The G20 members agree that economic cooperation, in “the spirit of win-win partnership”, is the way forward, and their shared aim is to build “an innovative, invigorated, interconnected and inclusive global economy”.
Given these facts, the G20 needs to find innovative ways to boost global economic growth, and reform the global economic and financial governance system to make it more resilient to possible risks and give developing countries greater say. Besides, the economic bloc should also propel international trade and investment to support sustainable growth.

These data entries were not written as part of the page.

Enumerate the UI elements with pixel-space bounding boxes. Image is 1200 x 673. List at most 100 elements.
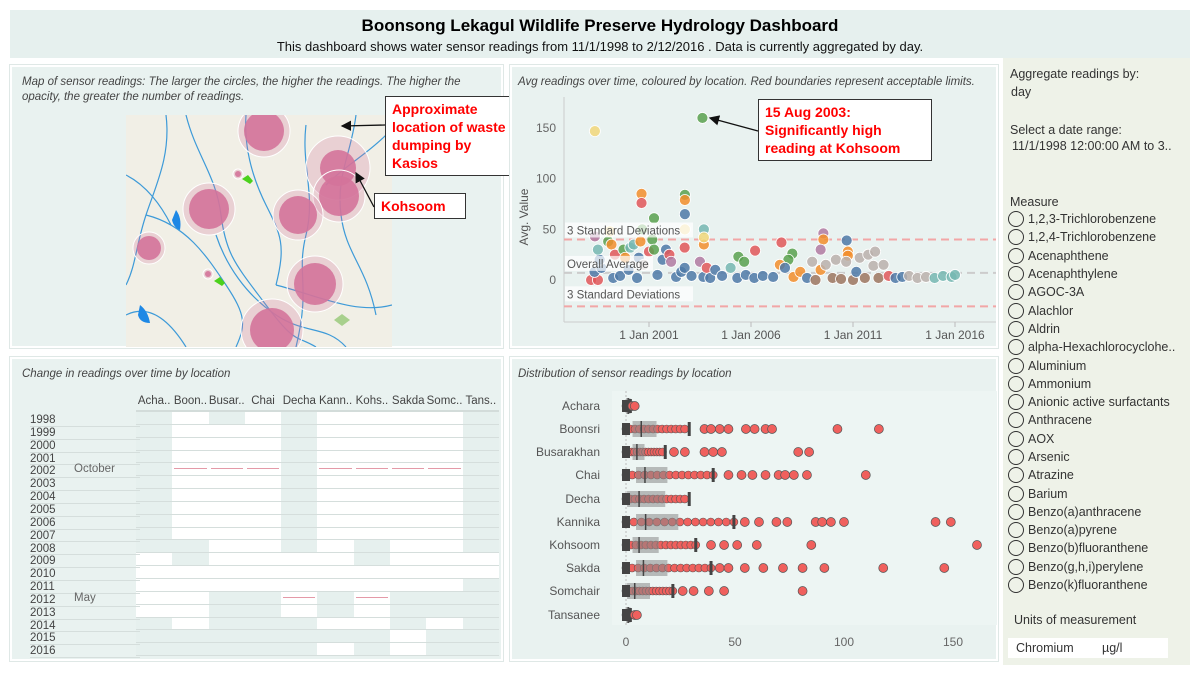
heatmap-cell[interactable] [390,630,427,643]
heatmap-cell[interactable] [390,604,427,617]
heatmap-cell[interactable] [172,463,209,476]
heatmap-cell[interactable] [462,578,499,591]
radio-icon[interactable] [1008,302,1024,319]
sensor-map[interactable] [126,115,392,347]
radio-icon[interactable] [1008,339,1024,356]
heatmap-cell[interactable] [462,476,499,489]
sensor-circle[interactable] [205,271,211,277]
outlier-point[interactable] [782,517,793,527]
measure-option[interactable]: Ammonium [1008,375,1190,393]
radio-icon[interactable] [1008,449,1024,465]
data-point[interactable] [840,234,853,247]
heatmap-cell[interactable] [244,476,282,489]
heatmap-cell[interactable] [390,540,427,553]
heatmap-cell[interactable] [172,412,209,424]
heatmap-cell[interactable] [244,604,282,617]
heatmap-cell[interactable] [462,450,499,463]
data-point[interactable] [779,261,791,274]
outlier-point[interactable] [839,517,849,527]
outlier-point[interactable] [817,517,828,527]
measure-option[interactable]: Anionic active surfactants [1008,393,1190,411]
data-point[interactable] [697,231,710,244]
column-header[interactable]: Acha.. [137,395,171,407]
outlier-point[interactable] [874,424,884,434]
reading-point[interactable] [721,517,731,527]
outlier-point[interactable] [860,470,871,480]
data-point[interactable] [592,243,604,256]
measure-option[interactable]: Benzo(a)pyrene [1008,521,1190,539]
outlier-point[interactable] [760,470,771,480]
heatmap-cell[interactable] [462,527,499,540]
data-point[interactable] [738,255,751,268]
heatmap-cell[interactable] [426,527,463,540]
data-point[interactable] [696,112,709,124]
heatmap-cell[interactable] [244,578,282,591]
heatmap-cell[interactable] [426,630,463,643]
heatmap-cell[interactable] [462,553,499,566]
heatmap-cell[interactable] [281,412,318,424]
data-point[interactable] [767,271,780,283]
heatmap-cell[interactable] [353,617,391,630]
sensor-circle[interactable] [235,171,241,177]
heatmap-cell[interactable] [390,450,427,463]
box[interactable] [636,467,668,483]
heatmap-cell[interactable] [317,501,354,514]
heatmap-cell[interactable] [281,527,318,540]
data-point[interactable] [829,253,842,266]
heatmap-cell[interactable] [317,566,354,578]
measure-option[interactable]: Acenaphthene [1008,247,1190,265]
heatmap-cell[interactable] [426,591,463,604]
outlier-point[interactable] [706,540,716,550]
sensor-circle[interactable] [137,236,161,260]
measure-option[interactable]: AOX [1008,430,1190,448]
heatmap-cell[interactable] [390,424,427,437]
heatmap-cell[interactable] [353,437,391,450]
heatmap-cell[interactable] [244,566,282,578]
data-point[interactable] [651,269,664,281]
heatmap-cell[interactable] [353,489,391,501]
data-point[interactable] [806,255,819,268]
heatmap-cell[interactable] [426,604,463,617]
heatmap-cell[interactable] [317,450,354,463]
heatmap-cell[interactable] [172,450,209,463]
data-point[interactable] [635,197,648,209]
radio-icon[interactable] [1008,540,1024,557]
heatmap-cell[interactable] [136,501,173,514]
heatmap-cell[interactable] [462,412,499,424]
heatmap-cell[interactable] [426,501,463,514]
outlier-point[interactable] [754,517,764,527]
heatmap-cell[interactable] [281,566,318,578]
radio-icon[interactable] [1008,577,1024,594]
outlier-point[interactable] [780,470,790,480]
heatmap-cell[interactable] [244,514,282,527]
heatmap-cell[interactable] [208,450,245,463]
heatmap-cell[interactable] [244,424,282,437]
box[interactable] [636,560,668,576]
heatmap-cell[interactable] [353,578,391,591]
heatmap-cell[interactable] [208,437,245,450]
data-point[interactable] [872,272,885,284]
box[interactable] [632,537,659,553]
radio-icon[interactable] [1008,320,1024,337]
outlier-point[interactable] [739,563,750,573]
heatmap-cell[interactable] [244,630,282,643]
data-point[interactable] [869,245,882,258]
heatmap-cell[interactable] [426,553,463,566]
outlier-point[interactable] [972,540,982,550]
heatmap-cell[interactable] [317,412,354,424]
column-header[interactable]: Chai [251,395,275,407]
outlier-point[interactable] [632,610,642,620]
heatmap-cell[interactable] [317,578,354,591]
heatmap-cell[interactable] [426,540,463,553]
heatmap-cell[interactable] [136,643,173,656]
heatmap-cell[interactable] [281,437,318,450]
heatmap-cell[interactable] [172,437,209,450]
outlier-point[interactable] [806,540,817,550]
outlier-point[interactable] [739,517,750,527]
outlier-point[interactable] [767,424,777,434]
heatmap-cell[interactable] [281,604,318,617]
heatmap-cell[interactable] [317,527,354,540]
data-point[interactable] [665,255,678,268]
radio-icon[interactable] [1008,558,1024,575]
outlier-point[interactable] [703,586,714,596]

The common purpose of its members should be to realize the UN Sustainable Development Goals by 2030 through win-win partnership.
After several conferences of coordinators, as well as frequent discussions, the economies participating in the Hangzhou G20 summit have already accepted this fact. That’s why China is confident the G20 summit will fulfill its objectives. As the host country and chair of G20 this year, China will continue to contribute to global economic growth.
For the G20 to play its important role in global governance, it has to understand the real economic difficulties the world faces today. The G20 was born in 1999, when developing countries were on the rise and playing a greater role in the global economic growth. And over the past 17 years, the bloc has served as a very important platform for dialogue between developed countries and emerging market economies.
Facts show the G20 is a platform for developed and developing countries to discuss economic issues of global importance, for which its members have to respect each other’s core interests and identify areas of greatest common interests for cooperation.
Their largest common interest, however, lies in taking the globalization process forward. Through globalization, countries can share more common interests and economic gains. Since globalization requires free trade and investment, it facilitates fairer distribution of resources among economies and promotes equitable international rules.
Both emerging market economies and developed countries benefit from globalization. The United States has been pushing forward its Washington Consensus, but because it promotes the free flow of commodities and capital without considering the actual conditions of other countries, its policies have hurt many economies.
One of the US presidential candidates has blamed economic globalization for the recession in the US, claiming Chinese workers have “taken away” jobs from their American counterparts. This is baseless because trade protectionism is not conducive to global economic growth, so the G20 has to take a stance that opposes the US presidential candidate’s preposterous claims. To begin with, the G20 has to reform the global financial system, help promote the free flow of trade and investment, while keeping the real conditions of different economies in mind, to propel global economic growth.
China’s Belt and Road Initiative is an excellent example of how the global financial mechanism can be reformed. The initiative is conducive to the trend of the times, advocates equality and win-win cooperation in international matters, and helps developing countries and developed countries to better interact with each other.
As the host of the G20 summit, China will do its best to deepen coordination and cooperation among the bloc’s members. Since this year also marks the beginning of China’s 13th Five-Year Plan period (2016-20), as well as the operations of the Asian Infrastructure Investment Bank and the Belt and Road Initiative, China will do everything in its power to make the G20 summit a grand success and lead the world out of the economic crisis.